The 11 types of natural hazard characterizations presented in the technical documents and case studies in the ETI-commissioned research are applicable to water, energy, transportation, and communication infrastructure. The information presented in the series of technical documents is going to be extremely valuable to the future design and construction of rail and water infrastructure, including water intake structures and treatment plants.
The technical volumes are further supported by five case studies that illustrate how the approaches outlined in the technical volumes can be used to characterize a specific set of natural hazards at a site, to better understand the risk.
The case studies observe several different locations around the UK, such as offshore, onshore coastal, and inland river. For example, the Trawsfynydd, Wales study represents an inland case. This ETI case study applies the hazard characterization techniques outlined in technical volume 2 (extreme high and low air temperature), volume 7 (seismic, volcanic, and geological hazards), and volume 12 (hazard combinations).
Natural hazard characterization is not only important for new-build infrastructure projects.
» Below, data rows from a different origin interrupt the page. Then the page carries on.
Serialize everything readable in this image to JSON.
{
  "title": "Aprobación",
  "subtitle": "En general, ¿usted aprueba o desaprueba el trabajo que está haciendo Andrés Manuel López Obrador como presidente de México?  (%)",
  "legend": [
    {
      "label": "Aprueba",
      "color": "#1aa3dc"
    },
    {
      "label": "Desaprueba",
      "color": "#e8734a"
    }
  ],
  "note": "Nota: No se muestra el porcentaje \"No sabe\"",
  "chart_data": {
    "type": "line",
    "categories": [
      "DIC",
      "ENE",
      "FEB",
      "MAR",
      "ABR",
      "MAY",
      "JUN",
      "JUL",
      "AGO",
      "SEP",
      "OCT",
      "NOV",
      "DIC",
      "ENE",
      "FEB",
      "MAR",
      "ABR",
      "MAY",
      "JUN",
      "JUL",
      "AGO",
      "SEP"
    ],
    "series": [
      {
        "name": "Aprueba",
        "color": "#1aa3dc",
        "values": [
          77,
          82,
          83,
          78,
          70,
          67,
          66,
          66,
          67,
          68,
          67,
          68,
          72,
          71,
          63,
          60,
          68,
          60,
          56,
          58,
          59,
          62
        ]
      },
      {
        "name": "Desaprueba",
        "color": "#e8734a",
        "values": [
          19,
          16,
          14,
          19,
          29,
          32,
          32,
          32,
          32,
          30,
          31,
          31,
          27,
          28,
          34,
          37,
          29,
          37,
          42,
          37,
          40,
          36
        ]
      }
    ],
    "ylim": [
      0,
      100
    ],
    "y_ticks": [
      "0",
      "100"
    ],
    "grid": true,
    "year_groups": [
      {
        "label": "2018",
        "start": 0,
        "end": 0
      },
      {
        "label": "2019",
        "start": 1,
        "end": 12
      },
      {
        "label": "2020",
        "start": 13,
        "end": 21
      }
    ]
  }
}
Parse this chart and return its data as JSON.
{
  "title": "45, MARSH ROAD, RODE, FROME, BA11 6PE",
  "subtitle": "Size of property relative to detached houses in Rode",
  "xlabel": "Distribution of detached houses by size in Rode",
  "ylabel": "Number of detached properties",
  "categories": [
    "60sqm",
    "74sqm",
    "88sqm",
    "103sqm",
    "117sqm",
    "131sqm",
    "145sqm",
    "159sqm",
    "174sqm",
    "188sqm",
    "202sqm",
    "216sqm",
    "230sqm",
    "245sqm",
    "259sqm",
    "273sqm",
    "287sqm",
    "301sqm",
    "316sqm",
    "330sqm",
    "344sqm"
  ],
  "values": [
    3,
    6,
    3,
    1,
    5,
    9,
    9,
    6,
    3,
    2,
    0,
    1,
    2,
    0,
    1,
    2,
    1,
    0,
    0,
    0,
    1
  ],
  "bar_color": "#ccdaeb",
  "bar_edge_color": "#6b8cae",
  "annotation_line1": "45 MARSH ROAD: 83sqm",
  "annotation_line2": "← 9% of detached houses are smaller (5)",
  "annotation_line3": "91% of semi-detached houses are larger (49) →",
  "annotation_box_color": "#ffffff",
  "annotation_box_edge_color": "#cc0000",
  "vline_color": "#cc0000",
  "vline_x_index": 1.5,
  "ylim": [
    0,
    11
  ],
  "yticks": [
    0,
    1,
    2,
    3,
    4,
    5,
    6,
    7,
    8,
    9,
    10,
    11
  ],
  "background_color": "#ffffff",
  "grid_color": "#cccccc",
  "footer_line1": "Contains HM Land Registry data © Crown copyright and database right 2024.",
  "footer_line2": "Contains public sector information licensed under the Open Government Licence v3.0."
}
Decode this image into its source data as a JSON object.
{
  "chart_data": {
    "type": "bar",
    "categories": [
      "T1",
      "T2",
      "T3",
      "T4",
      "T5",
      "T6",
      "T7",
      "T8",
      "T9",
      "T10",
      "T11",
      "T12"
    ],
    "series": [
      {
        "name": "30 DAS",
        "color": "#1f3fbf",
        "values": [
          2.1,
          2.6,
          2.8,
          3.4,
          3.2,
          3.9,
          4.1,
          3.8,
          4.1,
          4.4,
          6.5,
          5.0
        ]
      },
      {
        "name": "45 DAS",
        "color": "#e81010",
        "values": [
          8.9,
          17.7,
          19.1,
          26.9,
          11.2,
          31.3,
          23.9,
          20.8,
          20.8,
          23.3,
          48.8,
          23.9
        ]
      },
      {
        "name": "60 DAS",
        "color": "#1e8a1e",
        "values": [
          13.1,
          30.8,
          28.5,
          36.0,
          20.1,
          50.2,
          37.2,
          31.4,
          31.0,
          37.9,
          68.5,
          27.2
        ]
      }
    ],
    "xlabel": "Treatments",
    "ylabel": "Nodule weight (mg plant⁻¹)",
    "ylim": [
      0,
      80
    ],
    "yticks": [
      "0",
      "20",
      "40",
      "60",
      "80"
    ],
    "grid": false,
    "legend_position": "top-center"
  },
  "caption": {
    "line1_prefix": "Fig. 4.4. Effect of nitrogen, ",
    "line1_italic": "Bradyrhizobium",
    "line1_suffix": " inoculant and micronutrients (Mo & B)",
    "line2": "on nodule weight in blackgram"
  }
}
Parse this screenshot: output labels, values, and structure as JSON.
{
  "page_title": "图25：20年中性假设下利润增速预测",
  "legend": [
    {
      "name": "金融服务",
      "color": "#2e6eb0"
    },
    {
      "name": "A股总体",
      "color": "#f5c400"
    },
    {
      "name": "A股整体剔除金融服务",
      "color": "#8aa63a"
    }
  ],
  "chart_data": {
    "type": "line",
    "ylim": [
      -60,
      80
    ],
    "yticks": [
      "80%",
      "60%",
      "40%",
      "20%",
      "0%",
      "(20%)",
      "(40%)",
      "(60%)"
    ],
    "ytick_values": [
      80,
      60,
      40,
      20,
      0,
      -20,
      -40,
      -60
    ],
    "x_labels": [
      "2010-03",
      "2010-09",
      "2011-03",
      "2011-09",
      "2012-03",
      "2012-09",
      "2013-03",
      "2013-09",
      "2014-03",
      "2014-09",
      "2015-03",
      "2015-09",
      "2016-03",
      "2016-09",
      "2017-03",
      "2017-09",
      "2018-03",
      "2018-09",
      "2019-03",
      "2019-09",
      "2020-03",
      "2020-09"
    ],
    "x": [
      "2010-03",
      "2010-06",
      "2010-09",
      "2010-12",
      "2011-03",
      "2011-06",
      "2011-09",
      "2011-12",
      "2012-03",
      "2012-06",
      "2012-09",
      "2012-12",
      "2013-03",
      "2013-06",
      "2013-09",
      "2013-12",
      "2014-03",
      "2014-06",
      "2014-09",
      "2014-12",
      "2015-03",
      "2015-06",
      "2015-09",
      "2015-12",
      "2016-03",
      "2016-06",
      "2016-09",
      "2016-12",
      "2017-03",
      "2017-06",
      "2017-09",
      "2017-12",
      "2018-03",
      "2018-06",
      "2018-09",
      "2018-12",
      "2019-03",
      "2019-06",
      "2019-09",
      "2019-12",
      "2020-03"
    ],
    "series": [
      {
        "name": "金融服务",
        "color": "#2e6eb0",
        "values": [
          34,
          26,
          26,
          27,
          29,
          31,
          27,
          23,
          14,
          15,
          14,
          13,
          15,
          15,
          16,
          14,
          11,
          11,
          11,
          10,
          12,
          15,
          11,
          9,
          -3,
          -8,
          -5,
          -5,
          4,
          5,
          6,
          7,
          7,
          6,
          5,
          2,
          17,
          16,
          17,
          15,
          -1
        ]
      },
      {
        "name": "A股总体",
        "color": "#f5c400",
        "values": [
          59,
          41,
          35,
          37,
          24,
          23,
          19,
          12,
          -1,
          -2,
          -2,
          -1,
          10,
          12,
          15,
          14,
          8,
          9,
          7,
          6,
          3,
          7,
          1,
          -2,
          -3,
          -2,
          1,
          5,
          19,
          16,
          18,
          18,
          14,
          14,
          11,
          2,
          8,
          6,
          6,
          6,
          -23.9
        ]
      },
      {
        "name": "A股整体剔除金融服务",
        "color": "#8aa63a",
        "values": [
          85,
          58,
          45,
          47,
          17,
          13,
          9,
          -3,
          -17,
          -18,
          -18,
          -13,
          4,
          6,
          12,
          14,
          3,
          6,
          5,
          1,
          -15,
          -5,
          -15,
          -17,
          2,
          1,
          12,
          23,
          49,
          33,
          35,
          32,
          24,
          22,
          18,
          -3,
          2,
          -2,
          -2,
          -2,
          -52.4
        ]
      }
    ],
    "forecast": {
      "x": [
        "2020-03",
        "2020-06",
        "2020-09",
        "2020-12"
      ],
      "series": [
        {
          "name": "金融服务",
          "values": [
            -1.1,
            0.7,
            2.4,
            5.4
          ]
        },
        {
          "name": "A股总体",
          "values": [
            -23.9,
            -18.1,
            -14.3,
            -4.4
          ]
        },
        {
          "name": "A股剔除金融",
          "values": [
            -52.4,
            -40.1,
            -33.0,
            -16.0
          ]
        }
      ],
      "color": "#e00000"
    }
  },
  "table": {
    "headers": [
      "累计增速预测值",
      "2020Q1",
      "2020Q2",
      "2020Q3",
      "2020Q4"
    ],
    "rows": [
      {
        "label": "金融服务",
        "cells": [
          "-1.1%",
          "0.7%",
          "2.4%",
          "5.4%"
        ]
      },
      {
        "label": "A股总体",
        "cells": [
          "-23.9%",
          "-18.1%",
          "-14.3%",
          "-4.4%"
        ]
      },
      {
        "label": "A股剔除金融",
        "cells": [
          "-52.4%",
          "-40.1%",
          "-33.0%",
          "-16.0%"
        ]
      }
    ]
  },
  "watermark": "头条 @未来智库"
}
Existing energy infrastructure assets also require approaches for natural hazard characterization to ensure that they are prepared for any weather disasters that may strike. However, this poses a slightly different challenge as many of these projects were built using earlier techniques for characterizing natural hazards that have since been supplanted. Many of this existing infrastructure did not take climate change or hazard combinations into consideration when first implemented. As such, the process of periodic safety review is especially important.
For example, coastal power stations that use seawater in a once-through cooling water system can also suffer from biofouling within the system. If untreated, this will impede water flow and drastically reduce the efficiency of heat transfer condensers. However, the semienclosed nature of these systems allows the water itself to be dosed with anti-fouling chemicals. This is currently an effective solution, which generally keeps the issue within manageable levels. However, future changes in environmental permitting of chemical discharges could make the current solution ineffective due to new, alien, or invasive biofouling species that may be more resistant to even the current treatment.
The UK energy infrastructure – as it transitions to a low-carbon, efficient, and integrated system – needs to maintain resiliency central to its development. Understanding, characterizing, and mitigating the impacts of natural hazards are more important than ever to enable resilient UK energy infrastructure fit for the future.